History of Caviar – Long A Delicacy
The history of manufacturing black caviar and delicacies of sturgeon and other fishes goes far deep into centuries.
Caviar has long been associated with fine dining. Caviar, be it Beluga Caviar or Russian Caviar is generally indicative of a celebratory lunch or a romantic dinner or a luxurious celebrity party.
True caviar is the roe of any of the species of sturgeon or salmon. The roe or eggs are sieved to remove fatty tissue and membrane. It is then lightly salted with non-iodized salt.
The rise and fall of the American caviar industry, which went from boom to bust in the thirty years that ended the 19th century, was just a pre-cursor to the gradual extinction of the Sturgeon stocks through the course of the late twentieth century.
One outcome was the rise of to the two great Caviar houses of the 19th and 20th centuries, Dieckmann & Hansen and Petrossian.
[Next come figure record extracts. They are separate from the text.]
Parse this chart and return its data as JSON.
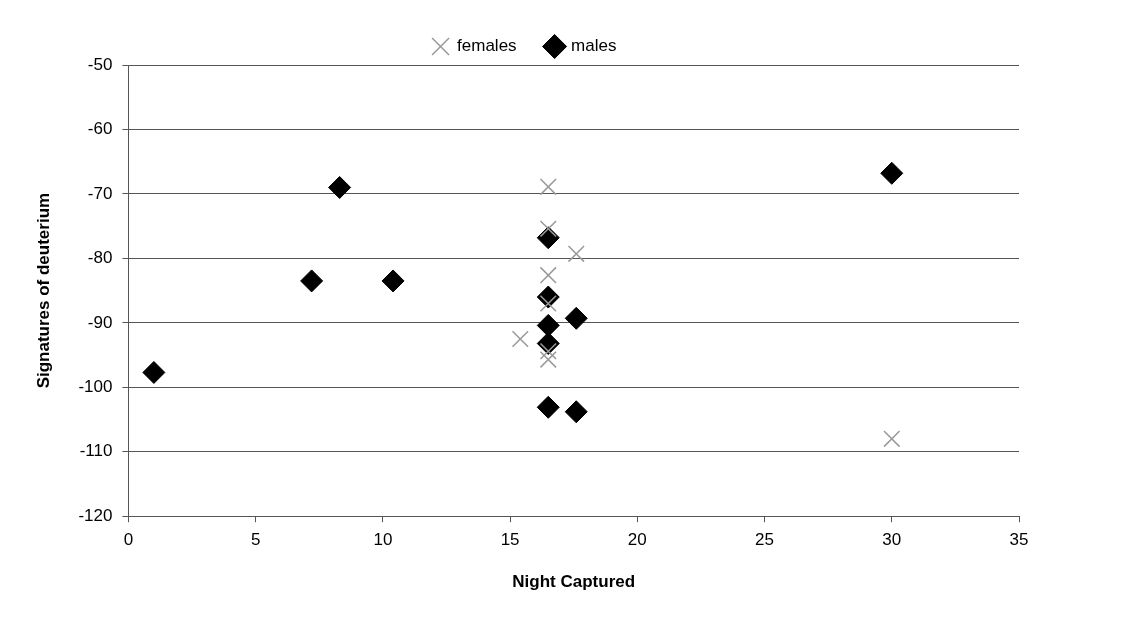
{
  "chart_data": {
    "type": "scatter",
    "xlabel": "Night Captured",
    "ylabel": "Signatures of deuterium",
    "xlim": [
      0,
      35
    ],
    "xticks": [
      0,
      5,
      10,
      15,
      20,
      25,
      30,
      35
    ],
    "ylim": [
      -120,
      -50
    ],
    "yticks": [
      -120,
      -110,
      -100,
      -90,
      -80,
      -70,
      -60,
      -50
    ],
    "grid": "y",
    "legend": "top",
    "series": [
      {
        "name": "males",
        "color": "#000000",
        "marker": "diamond",
        "x": [
          1.0,
          7.2,
          8.3,
          10.4,
          16.5,
          16.5,
          17.6,
          16.5,
          16.5,
          16.5,
          17.6,
          30.0
        ],
        "values": [
          -97.7,
          -83.5,
          -69.0,
          -83.5,
          -76.8,
          -86.0,
          -89.3,
          -90.4,
          -93.2,
          -103.1,
          -103.8,
          -66.8
        ]
      },
      {
        "name": "females",
        "color": "#999999",
        "marker": "cross",
        "x": [
          16.5,
          16.5,
          17.6,
          16.5,
          16.5,
          15.4,
          16.5,
          16.5,
          30.0
        ],
        "values": [
          -68.9,
          -75.4,
          -79.3,
          -82.6,
          -87.0,
          -92.5,
          -94.4,
          -95.7,
          -108.0
        ]
      }
    ]
  }
}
The challenge they endured was the lucrative, yet fateful relationship with the Soviet government.
Along with the collapse of the Soviet Union, came centrally enforced quotas on the sturgeon catch, and accelerated the extinction of these ancient fish stocks.
As Soviet industry collapsed, the Russian fishing industry battled with free enterprise as poaching became rampant and buccaneers seized on the opportunity to make money on the Wests’ unrelenting desire for the luxury fish eggs.
Through the 1990’s the United States became the single largest consumer of caviar outside of Russia, tripling the “official” amount imported between 1991 and 1997, from 32 tonnes to 95 tonnes annually.
Ironically, “as caviar became mainstream, it also became cheap… as long as the Soviet Union was around to set prices, caviar was exempt from the gravitational pull of supply and demand. But once the communists were out of the picture, the roe became just another furiously traded commodity.”
As the price fell out of the caviar market, a vicious circle evolved where poachers needed to catch more sturgeon and ship more caviar, to make the same amount of money; and as sturgeon stocks declined, the roe less abundant, the poachers began to improvise, often adding the roe of other fish, like the Paddlefish, to increase the volume of their “beluga” caviar.